Melihat Ayahnya yang kini seperti itu, Pangeran Bheeshma pun memberanikan diri untuk berbicara kembali masih menatapnya terdiam menjadi begitu kaku.
“Ayah, Ibu pernah mengatakan sesuatu kepadaku! Ibu pernah mengatakan, Ibu pernah melihat sosok mata yang mencariku disaat aku tidak ada didepan matanya! Ada sosok mata yang mengkhawatirkanku, disaat aku sedang tidak berada didekatnya! Dan sosok mata yang dibicarakan oleh Ibu, adalah merupakan sosok mata dari….?”, tiba-tiba saja menjadi terhenti saat ketika akan melanjutinya karna dilihatnya kalau Ayahnya berpaling melihat kepadanya kembali.
“Pergilah, Anakku! Pergilah!”. Kata pengusirannya dengan amarahnya.
Mendengar perintah kerasnya itu juga dengan tatapan yang begitu marah, Pangeran Bheeshma hanya memberi salam perlahan disambung matanya yang mulai berkaca-kaca menatap Ayahnya. Kemudian beranjak melangkahkan kakinya meninggalkan ruangan Ayahnya. Begitu berat yang dirasakannya didalam hatinya, yang harus melewati ruangan Ayahnya dengan kondisi amarah dari Ayahnya yang belum stabil. Sementara Ayahnya masih mengacuhkannya tanpa melihat kepadanya.
Sesampainya melewati memasuki kedalam ruangannya, Pangeran Bheeshma menutup kedua telinganya dengan kedua tangannya. Ia dibayangi bisikan-bisikan keras dari Ayahnya yang telah diterimanya tadi. Ia pun melihat disekeliling didalam ruangannya lalu berputar mendengarkan bisik-bisikan keras dari Ayahnya yang kini sudah menggema luas disemua sisi didalam ruangannya. Dan kini Pangeran Bheeshma telah masuk dibawah kesadarannya memasuki permainan emosi diimajinasinya.

BHARATAYUDHAserisatu

                Dikerajaan Wigura telah kedatangan seorang tamu.

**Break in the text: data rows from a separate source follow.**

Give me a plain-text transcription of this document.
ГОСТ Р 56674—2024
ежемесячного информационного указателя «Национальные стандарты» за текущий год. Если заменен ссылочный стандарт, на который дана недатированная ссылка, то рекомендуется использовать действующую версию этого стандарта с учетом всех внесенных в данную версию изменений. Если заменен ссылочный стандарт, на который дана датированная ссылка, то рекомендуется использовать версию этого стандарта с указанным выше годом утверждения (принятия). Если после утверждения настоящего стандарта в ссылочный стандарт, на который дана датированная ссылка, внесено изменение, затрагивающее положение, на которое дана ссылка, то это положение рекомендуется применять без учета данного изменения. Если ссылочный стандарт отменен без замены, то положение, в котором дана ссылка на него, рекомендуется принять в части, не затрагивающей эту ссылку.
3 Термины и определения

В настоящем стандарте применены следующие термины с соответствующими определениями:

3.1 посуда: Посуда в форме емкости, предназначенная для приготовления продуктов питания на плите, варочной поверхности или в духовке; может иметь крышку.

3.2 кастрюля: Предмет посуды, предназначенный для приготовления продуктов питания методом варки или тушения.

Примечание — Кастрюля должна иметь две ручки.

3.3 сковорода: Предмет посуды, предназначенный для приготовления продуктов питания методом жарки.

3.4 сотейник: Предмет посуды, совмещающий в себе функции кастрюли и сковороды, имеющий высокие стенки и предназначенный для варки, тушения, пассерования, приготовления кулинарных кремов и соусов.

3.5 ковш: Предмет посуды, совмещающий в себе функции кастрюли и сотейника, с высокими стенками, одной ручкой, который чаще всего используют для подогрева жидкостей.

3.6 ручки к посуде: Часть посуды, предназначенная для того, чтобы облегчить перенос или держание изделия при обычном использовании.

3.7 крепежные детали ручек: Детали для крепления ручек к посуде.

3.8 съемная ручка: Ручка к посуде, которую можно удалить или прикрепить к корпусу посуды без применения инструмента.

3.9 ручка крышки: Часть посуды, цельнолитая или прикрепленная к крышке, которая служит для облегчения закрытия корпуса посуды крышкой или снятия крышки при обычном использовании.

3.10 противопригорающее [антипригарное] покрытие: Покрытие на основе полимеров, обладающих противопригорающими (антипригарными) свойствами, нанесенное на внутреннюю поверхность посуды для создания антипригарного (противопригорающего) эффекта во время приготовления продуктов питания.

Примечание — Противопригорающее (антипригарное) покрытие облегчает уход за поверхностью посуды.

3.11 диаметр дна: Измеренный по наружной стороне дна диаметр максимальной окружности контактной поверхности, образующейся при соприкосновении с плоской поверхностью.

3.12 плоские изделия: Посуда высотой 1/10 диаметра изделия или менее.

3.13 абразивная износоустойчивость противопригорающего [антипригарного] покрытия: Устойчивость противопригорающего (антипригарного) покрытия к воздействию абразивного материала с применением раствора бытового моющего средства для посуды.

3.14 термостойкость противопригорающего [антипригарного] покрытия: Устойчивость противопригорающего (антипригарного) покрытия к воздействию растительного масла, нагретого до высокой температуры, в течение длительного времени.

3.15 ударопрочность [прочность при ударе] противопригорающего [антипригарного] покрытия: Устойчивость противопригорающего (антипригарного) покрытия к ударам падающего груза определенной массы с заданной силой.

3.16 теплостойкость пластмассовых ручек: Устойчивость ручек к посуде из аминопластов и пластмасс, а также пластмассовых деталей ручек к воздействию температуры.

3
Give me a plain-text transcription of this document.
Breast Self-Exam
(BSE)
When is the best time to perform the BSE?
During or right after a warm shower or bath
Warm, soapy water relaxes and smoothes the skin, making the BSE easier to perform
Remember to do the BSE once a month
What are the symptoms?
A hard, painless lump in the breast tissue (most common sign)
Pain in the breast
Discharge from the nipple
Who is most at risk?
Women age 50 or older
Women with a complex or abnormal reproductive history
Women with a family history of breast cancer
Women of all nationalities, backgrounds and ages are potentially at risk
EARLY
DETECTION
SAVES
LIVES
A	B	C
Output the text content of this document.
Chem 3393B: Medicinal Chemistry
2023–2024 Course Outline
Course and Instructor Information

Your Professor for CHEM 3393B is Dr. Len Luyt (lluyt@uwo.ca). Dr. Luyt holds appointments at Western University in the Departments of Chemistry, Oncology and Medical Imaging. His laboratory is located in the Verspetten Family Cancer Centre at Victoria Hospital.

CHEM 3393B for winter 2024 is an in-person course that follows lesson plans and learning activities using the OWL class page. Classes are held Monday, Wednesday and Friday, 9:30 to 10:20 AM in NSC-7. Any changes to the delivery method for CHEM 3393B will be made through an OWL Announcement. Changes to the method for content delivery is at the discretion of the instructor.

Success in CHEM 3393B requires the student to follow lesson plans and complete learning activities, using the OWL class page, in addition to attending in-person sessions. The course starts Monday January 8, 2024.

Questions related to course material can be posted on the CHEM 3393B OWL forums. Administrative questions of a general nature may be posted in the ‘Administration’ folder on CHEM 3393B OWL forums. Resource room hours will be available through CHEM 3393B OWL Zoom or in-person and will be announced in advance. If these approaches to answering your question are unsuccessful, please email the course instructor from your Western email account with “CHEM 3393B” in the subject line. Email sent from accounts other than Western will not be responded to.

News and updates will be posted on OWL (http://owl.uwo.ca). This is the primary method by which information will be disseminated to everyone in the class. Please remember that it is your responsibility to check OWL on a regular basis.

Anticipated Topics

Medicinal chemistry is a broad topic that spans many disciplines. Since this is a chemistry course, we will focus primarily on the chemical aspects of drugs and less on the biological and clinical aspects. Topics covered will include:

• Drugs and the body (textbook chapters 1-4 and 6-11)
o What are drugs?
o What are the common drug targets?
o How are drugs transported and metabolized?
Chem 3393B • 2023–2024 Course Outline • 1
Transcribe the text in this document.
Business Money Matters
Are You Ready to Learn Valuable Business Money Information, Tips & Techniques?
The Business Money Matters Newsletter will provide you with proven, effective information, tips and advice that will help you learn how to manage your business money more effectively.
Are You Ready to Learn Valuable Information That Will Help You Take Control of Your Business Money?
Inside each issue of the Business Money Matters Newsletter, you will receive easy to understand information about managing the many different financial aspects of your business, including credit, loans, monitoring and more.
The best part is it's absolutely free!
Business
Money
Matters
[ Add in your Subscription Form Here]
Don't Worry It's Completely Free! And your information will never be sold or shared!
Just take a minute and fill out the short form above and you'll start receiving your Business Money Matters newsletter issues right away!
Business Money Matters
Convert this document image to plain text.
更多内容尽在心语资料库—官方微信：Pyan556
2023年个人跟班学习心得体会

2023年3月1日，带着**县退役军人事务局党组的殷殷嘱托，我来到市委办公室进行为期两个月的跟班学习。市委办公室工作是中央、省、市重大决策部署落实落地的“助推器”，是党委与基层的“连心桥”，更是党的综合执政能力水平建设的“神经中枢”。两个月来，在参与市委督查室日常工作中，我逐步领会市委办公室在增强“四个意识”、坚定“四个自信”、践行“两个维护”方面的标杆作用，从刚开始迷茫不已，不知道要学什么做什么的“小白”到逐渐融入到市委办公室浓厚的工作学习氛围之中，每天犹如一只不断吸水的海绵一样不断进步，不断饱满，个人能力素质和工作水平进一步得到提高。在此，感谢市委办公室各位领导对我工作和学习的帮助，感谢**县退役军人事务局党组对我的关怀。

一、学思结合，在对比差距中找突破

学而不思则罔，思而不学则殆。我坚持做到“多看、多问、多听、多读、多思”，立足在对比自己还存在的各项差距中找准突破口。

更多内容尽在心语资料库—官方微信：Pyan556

Seorang tamu yang merupakan seorang Guru dari kota Kamspir. Kedatangannya diKerajaan Wigura karena diundang langsung oleh Raja Wiranata. Sedangkan Raja Wiranata yang baru saja mengetahuinya, langsung membawanya kepada Putrinya disalah-satu tempat didalam istananya. “Putriku!”, sapa Raja Wiranata sesampainya disana dibelakang Putrinya bersama Guru dari kota Kamspir.
                Sang Tuan Putri pun membalikkan tubuhnya menghadap Ayahnya yang sedang bersama seseorang. “Ini adalah Guru Kamspir! Guru yang akan mengajarimu tentang ilmu spiritual yang telah ada didalam dirimu sewaktu masih kecil!”, kata pengenalin Raja Wiranata sambil menunjukannya kepada Putrinya. Sang Tuan Putri pun mengangguk menerima melihat kepadanya. Kemudian Raja Wiranata pergi meninggalkan usainya mengenalkan Guru Kamspir kepada Putrinya.
                “Didalam dirimu telah mengalir sebuah Kekuatan Spiritual Abu-Abu sewaktu kau masih kecil! Disaat kau masih berusia lima tahun! Dan kekuatan ini mempunyai sisi keabadian!”, Guru Kamspir memulai dengan menerawangnya. Sang Tuan Putri melihatnya, menatapnya biasa. Kemudian dijelaskannya jika tubuhnya tidak akan pernah terluka selama kekuatan itu masih mengalir didarahnya. Tidak hanya itu, Sang Tuan Putri juga tidak akan pernah mati karena sisi keabadian dari Kekuatan Spiritual Abu-Abu.
                Lalu Sang Tuan Putri menanyai perihal dari kekuatan yang ada pada dirinya kepada Guru Kamspir dengan memakai wajah penuh bertanya-tanya.
                “Sampai kapan kekuatan ini mengalir didarahku? Apakah penjelasan darimu itu adalah takdir hidupku dimasa hidupku mendatang?”.   
                “Pertanyaanmu begitu cerdas, Tuan Putri! Hanya satu jawabanku untuk pertanyaanmu itu, “Iya”!”. Dengan rasa sedikit bangga terhadapnya.
                Mendengar pertanyaan cerdasnya tadi, membuat Guru Kamspir teringat kembali kepada muridnya yang dahulu sebelum bertemu dengan Sang Tuan Putri. Sedangkan Sang Tuan Putri masih memikirkan tentang kekuatan spiritual yang masih mengalir didarahnya.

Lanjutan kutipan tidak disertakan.